Sadly, the problem goes way beyond overfishing. China’s own environmental agency (which almost certainly means an underestimation) assessed that more than 200 million cubic meters of plastic waste were released from China into the oceans in 2018.

But there’s another, lesser-known element to China’s war on water. As the South China Morning Post reports, estimates indicate that China’s dam network is restraining the flow of 47 billion cubic meters of water down the Mekong River. That river is the lifeblood of the impoverished agricultural communities that populate much of Southeast Asia.

Fortunately, the United States is stepping into the breach.

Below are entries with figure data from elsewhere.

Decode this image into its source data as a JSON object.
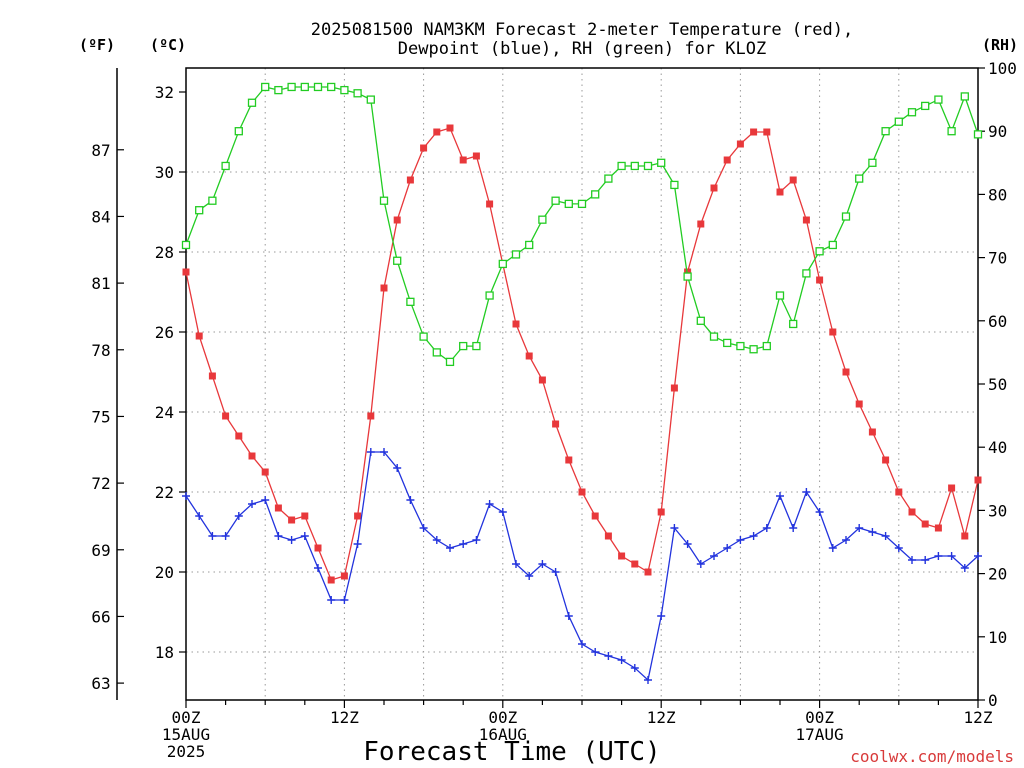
{
  "chart_data": {
    "type": "line",
    "title_line1": "2025081500 NAM3KM Forecast 2-meter Temperature (red),",
    "title_line2": "Dewpoint (blue), RH (green) for KLOZ",
    "xlabel": "Forecast Time (UTC)",
    "credit": "coolwx.com/models",
    "unit_labels": {
      "fahrenheit": "(ºF)",
      "celsius": "(ºC)",
      "rh": "(RH)"
    },
    "x_tick_labels": [
      {
        "hour": 0,
        "lines": [
          "00Z",
          "15AUG",
          "2025"
        ]
      },
      {
        "hour": 12,
        "lines": [
          "12Z"
        ]
      },
      {
        "hour": 24,
        "lines": [
          "00Z",
          "16AUG"
        ]
      },
      {
        "hour": 36,
        "lines": [
          "12Z"
        ]
      },
      {
        "hour": 48,
        "lines": [
          "00Z",
          "17AUG"
        ]
      },
      {
        "hour": 60,
        "lines": [
          "12Z"
        ]
      }
    ],
    "xlim": [
      0,
      60
    ],
    "ylim_celsius": [
      16.8,
      32.6
    ],
    "y_ticks_celsius": [
      18,
      20,
      22,
      24,
      26,
      28,
      30,
      32
    ],
    "y_ticks_fahrenheit": [
      63,
      66,
      69,
      72,
      75,
      78,
      81,
      84,
      87
    ],
    "ylim_rh": [
      0,
      100
    ],
    "y_ticks_rh": [
      0,
      10,
      20,
      30,
      40,
      50,
      60,
      70,
      80,
      90,
      100
    ],
    "grid": true,
    "hours": [
      0,
      1,
      2,
      3,
      4,
      5,
      6,
      7,
      8,
      9,
      10,
      11,
      12,
      13,
      14,
      15,
      16,
      17,
      18,
      19,
      20,
      21,
      22,
      23,
      24,
      25,
      26,
      27,
      28,
      29,
      30,
      31,
      32,
      33,
      34,
      35,
      36,
      37,
      38,
      39,
      40,
      41,
      42,
      43,
      44,
      45,
      46,
      47,
      48,
      49,
      50,
      51,
      52,
      53,
      54,
      55,
      56,
      57,
      58,
      59,
      60
    ],
    "series": [
      {
        "name": "Temperature",
        "color": "#e8383b",
        "axis": "celsius",
        "marker": "filled-square",
        "values": [
          27.5,
          25.9,
          24.9,
          23.9,
          23.4,
          22.9,
          22.5,
          21.6,
          21.3,
          21.4,
          20.6,
          19.8,
          19.9,
          21.4,
          23.9,
          27.1,
          28.8,
          29.8,
          30.6,
          31.0,
          31.1,
          30.3,
          30.4,
          29.2,
          27.7,
          26.2,
          25.4,
          24.8,
          23.7,
          22.8,
          22.0,
          21.4,
          20.9,
          20.4,
          20.2,
          20.0,
          21.5,
          24.6,
          27.5,
          28.7,
          29.6,
          30.3,
          30.7,
          31.0,
          31.0,
          29.5,
          29.8,
          28.8,
          27.3,
          26.0,
          25.0,
          24.2,
          23.5,
          22.8,
          22.0,
          21.5,
          21.2,
          21.1,
          22.1,
          20.9,
          22.3
        ]
      },
      {
        "name": "Dewpoint",
        "color": "#2233dd",
        "axis": "celsius",
        "marker": "plus",
        "values": [
          21.9,
          21.4,
          20.9,
          20.9,
          21.4,
          21.7,
          21.8,
          20.9,
          20.8,
          20.9,
          20.1,
          19.3,
          19.3,
          20.7,
          23.0,
          23.0,
          22.6,
          21.8,
          21.1,
          20.8,
          20.6,
          20.7,
          20.8,
          21.7,
          21.5,
          20.2,
          19.9,
          20.2,
          20.0,
          18.9,
          18.2,
          18.0,
          17.9,
          17.8,
          17.6,
          17.3,
          18.9,
          21.1,
          20.7,
          20.2,
          20.4,
          20.6,
          20.8,
          20.9,
          21.1,
          21.9,
          21.1,
          22.0,
          21.5,
          20.6,
          20.8,
          21.1,
          21.0,
          20.9,
          20.6,
          20.3,
          20.3,
          20.4,
          20.4,
          20.1,
          20.4
        ]
      },
      {
        "name": "RH",
        "color": "#22cc22",
        "axis": "rh",
        "marker": "open-square",
        "values": [
          72,
          77.5,
          79,
          84.5,
          90,
          94.5,
          97,
          96.5,
          97,
          97,
          97,
          97,
          96.5,
          96,
          95,
          79,
          69.5,
          63,
          57.5,
          55,
          53.5,
          56,
          56,
          64,
          69,
          70.5,
          72,
          76,
          79,
          78.5,
          78.5,
          80,
          82.5,
          84.5,
          84.5,
          84.5,
          85,
          81.5,
          67,
          60,
          57.5,
          56.5,
          56,
          55.5,
          56,
          64,
          59.5,
          67.5,
          71,
          72,
          76.5,
          82.5,
          85,
          90,
          91.5,
          93,
          94,
          95,
          90,
          95.5,
          89.5
        ]
      }
    ]
  }
}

As foreign ministers of the Association of Southeast Asian Nations meet virtually next week, China’s destruction of river flows will be front and center on the agenda. As Assistant Secretary of State David Stilwell put it on Thursday, “One especially urgent challenge is [China’s] manipulation of the Mekong River flows for its own profit at great cost to downstream nations of Cambodia, Laos, Myanmar, and Thailand.” State Department spokeswoman Morgan Ortagus announced on Wednesday that “Secretary Pompeo will co-chair the inaugural Mekong-U.S. Partnership Ministerial Meeting and launch the Mekong-U.S. Partnership with the Foreign Ministers of Cambodia, [Laos], Myanmar, Thailand, and Vietnam, and the ASEAN Secretary-General.”

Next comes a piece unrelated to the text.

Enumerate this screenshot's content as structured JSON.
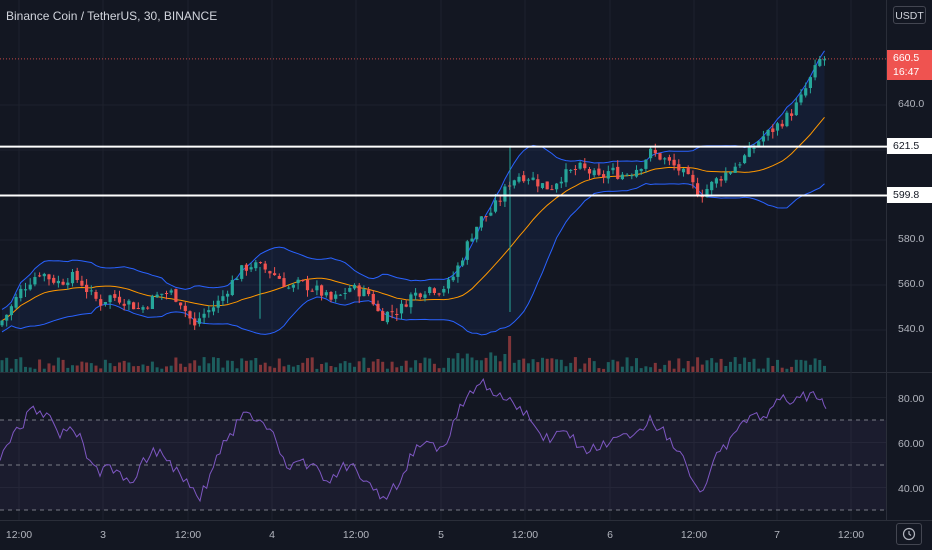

This American leadership is critical. It offers a chance to show otherwise skeptical governments and peoples that America is ready to be their ally. And it does so in a way that strikes a stark contrast with the feudal relationship and arrogant disdain offered to them by China. Consider, after all, that where U.S. businesses and government officials offer a transparent rule-of-law-based approach to their relations with these nations, China offers only literal and figurative political pollution. America might not be perfect, but when contrasted with China, it is a far more preferable partner.

The benefit reaches beyond Asia. American leadership on this joint issue of environmental and economic concern will attract further global attention to the true reality of the Chinese Communist Party rule. Which is to say, a reality of capricious disregard for anything and anyone outside of the Politburo Standing Committee’s narrow interests.

China’s sympathizers in the West like to play to the ruling Communist Party’s victimhood narrative. They argue that Beijing is only aggressive because of the imperial pains it suffered at the hands of Western powers. That today, China simply seeks a mutually beneficial coexistence with world nations. That China wants to grow in power, but take others along with it. Xi’s war of annihilation on the world’s oceans speaks to a different and far more painful reality.

Standing with impoverished farmers and small nations, America can lead at its best.